Italian Focaccia with Grapes from Tuscany

schiacciata uva

September is almost gone and October is approaching. In Italy, this is the season of chestnuts, pumpkins, mushrooms and grapes. One of the recipes I love the most is the so-called “schiacciata con l’uva”, a typical recipe from Tuscany: it’s like a focaccia bread with red grapes in it and it’s so special I can easily bake one and have it finished in a few hours.

It’s not a fancy recipe but it’s a traditional one and it perfectly matches my philosophy when it comes to food: the simplest, the tastiest. If you’ve in mind this focaccia, forget about it.

This Italian focaccia with grapes is mainly made with canaiola grapes, the Chianti grape, which is characterized by the fact that is large and watery so it’s not suitable for making wine; in the absence of canaiola grapes, you can use the classic black grapes, juicier than the whites and above all sweeter.

The preparation is simple and fast enough too; the dough looks very much like the pizza one but with sugar. It is not the most traditional of the variants but if you want you can knead the schiacciata by using the same dough used for the pizza without adding sugar in it.

You should eat your Italian focaccia with grapes for no more than 2 days because after the 2 days the grapes start to pull out too much liquid and the dough softens too much.

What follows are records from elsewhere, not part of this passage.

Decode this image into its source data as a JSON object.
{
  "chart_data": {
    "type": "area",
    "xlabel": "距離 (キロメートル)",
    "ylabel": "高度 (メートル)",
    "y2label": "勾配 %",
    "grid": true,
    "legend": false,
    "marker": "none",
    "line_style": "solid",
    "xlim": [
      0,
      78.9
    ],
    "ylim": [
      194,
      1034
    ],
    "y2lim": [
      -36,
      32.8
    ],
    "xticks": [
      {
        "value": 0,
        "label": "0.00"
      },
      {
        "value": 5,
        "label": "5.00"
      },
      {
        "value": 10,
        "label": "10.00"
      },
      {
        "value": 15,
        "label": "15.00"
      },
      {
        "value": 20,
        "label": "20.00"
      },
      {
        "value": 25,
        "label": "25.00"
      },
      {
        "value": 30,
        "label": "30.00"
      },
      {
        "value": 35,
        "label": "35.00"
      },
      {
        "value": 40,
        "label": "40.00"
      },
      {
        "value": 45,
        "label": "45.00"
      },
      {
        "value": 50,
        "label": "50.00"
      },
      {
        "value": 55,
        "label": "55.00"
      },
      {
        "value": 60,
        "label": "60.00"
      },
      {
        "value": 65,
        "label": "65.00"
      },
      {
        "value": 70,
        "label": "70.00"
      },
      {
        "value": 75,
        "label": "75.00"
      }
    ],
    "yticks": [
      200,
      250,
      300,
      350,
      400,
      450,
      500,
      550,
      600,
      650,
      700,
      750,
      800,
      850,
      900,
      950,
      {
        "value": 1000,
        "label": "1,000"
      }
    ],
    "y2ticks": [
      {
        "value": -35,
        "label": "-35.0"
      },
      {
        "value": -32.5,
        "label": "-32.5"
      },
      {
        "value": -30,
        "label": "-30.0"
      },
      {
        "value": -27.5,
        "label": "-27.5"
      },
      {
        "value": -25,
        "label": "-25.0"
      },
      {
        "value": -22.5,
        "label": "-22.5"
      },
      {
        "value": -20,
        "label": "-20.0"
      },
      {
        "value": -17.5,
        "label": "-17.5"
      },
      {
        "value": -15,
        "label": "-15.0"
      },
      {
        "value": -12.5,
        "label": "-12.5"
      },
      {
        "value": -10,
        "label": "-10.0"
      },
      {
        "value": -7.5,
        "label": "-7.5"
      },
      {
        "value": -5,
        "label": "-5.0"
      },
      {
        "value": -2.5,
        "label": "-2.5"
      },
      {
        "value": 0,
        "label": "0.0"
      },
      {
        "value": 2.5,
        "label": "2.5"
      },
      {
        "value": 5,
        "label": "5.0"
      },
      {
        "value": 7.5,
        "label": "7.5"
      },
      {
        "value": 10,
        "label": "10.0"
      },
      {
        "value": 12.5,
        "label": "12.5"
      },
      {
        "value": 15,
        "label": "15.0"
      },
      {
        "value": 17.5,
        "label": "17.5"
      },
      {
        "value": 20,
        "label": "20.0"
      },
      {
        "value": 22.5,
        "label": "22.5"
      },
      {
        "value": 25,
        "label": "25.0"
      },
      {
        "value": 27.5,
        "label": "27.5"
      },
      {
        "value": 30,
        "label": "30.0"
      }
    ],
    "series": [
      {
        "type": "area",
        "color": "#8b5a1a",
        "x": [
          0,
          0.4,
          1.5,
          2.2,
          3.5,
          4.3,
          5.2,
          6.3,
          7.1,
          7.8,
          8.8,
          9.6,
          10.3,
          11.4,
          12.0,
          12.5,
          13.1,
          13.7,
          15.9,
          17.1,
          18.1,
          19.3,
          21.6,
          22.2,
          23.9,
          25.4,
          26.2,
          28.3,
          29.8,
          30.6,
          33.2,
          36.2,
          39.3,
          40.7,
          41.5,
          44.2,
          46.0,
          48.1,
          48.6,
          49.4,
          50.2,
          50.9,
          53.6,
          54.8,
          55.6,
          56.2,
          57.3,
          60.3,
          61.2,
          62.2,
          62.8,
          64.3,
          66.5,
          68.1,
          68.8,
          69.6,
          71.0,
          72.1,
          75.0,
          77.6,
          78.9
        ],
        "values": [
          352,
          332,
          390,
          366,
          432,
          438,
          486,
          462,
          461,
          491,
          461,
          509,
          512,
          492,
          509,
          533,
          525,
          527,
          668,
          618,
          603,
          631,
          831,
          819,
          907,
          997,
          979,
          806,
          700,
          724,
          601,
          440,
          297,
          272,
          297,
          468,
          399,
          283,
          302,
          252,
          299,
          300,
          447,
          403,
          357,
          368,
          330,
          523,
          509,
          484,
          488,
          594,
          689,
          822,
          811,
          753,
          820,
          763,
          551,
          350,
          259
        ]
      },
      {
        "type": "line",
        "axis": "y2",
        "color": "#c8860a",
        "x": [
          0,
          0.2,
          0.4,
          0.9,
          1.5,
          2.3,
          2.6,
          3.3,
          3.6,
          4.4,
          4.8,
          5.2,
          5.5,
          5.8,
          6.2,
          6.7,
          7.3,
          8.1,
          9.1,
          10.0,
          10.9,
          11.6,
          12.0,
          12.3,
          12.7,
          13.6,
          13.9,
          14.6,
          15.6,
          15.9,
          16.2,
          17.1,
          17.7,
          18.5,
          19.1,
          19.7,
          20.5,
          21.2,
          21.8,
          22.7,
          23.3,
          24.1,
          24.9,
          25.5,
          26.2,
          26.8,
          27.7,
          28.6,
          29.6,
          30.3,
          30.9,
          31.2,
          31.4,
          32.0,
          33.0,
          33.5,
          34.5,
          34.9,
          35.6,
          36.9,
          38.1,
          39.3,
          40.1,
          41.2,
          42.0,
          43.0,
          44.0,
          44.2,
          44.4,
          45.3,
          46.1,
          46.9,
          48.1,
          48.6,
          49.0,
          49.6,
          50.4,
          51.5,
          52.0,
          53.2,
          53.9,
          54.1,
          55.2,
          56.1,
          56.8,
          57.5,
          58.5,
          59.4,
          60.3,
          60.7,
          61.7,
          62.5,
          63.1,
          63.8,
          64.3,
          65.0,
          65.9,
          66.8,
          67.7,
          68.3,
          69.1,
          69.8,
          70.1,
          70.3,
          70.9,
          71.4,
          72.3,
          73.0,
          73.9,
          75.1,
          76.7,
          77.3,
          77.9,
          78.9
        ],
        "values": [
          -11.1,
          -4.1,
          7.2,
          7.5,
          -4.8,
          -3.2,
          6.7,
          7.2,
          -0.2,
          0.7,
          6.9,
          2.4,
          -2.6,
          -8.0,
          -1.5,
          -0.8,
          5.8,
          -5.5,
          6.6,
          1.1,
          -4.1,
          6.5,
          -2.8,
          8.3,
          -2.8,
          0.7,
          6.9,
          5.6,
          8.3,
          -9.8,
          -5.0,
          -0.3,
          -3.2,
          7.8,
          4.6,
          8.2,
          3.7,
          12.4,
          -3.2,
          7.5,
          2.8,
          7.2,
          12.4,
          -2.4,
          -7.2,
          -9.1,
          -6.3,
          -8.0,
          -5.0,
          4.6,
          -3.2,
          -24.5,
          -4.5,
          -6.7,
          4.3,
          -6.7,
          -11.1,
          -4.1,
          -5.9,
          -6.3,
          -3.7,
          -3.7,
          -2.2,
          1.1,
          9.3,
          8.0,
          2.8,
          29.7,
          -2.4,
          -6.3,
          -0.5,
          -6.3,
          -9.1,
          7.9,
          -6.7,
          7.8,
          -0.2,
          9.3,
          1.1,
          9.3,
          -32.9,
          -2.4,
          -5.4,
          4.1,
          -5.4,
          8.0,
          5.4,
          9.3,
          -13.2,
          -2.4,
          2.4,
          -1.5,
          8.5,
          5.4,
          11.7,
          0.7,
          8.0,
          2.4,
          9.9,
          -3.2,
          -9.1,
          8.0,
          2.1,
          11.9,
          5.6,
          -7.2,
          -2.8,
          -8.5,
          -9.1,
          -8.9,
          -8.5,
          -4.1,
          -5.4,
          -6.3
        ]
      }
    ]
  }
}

Make sure your schiacciata is not hot when you’re going to serve it because the combination of grapes and sugar create a juicy mixture that is quite runny when hot and you won’t appreciate the flavor of the dough if you’ve to fight against the ingredients.

Ingredients for a medium size tray

  • 1 kg of red grapes
  • 350 grams of flour
  • 20 grams of yeast
  • 1 glass of water
  • 8 tablespoons of sugar
  • extra virgin olive oil
  • salt

Recipe

  1. Dissolve the yeast in a glass of warm water and then pour all the flour and knead together with half of the sugar, 4 tablespoons of oil and a little salt. Let the dough rise for 1 hour.
  2. Divide the dough into two parts, a more abundant and a less abundant one, then roll out the dough for the schiacciata directly in a baking tray.
  3. Lay 3/4 of the grapes on the dough, sprinkle with 2 tablespoons of sugar and 2 tablespoons of oil and spread over the remaining dough to completely cover the edges.
  4. Distribute the remaining grapes on the surface pressing lightly without pierce the dough, sprinkle with 2 tablespoons of sugar and 2 tablespoons of oil then bake in a hot oven for about 1 hour (depending on the oven!) at a temperature of 180°C/356°F. Let the schiacciata cool and serve.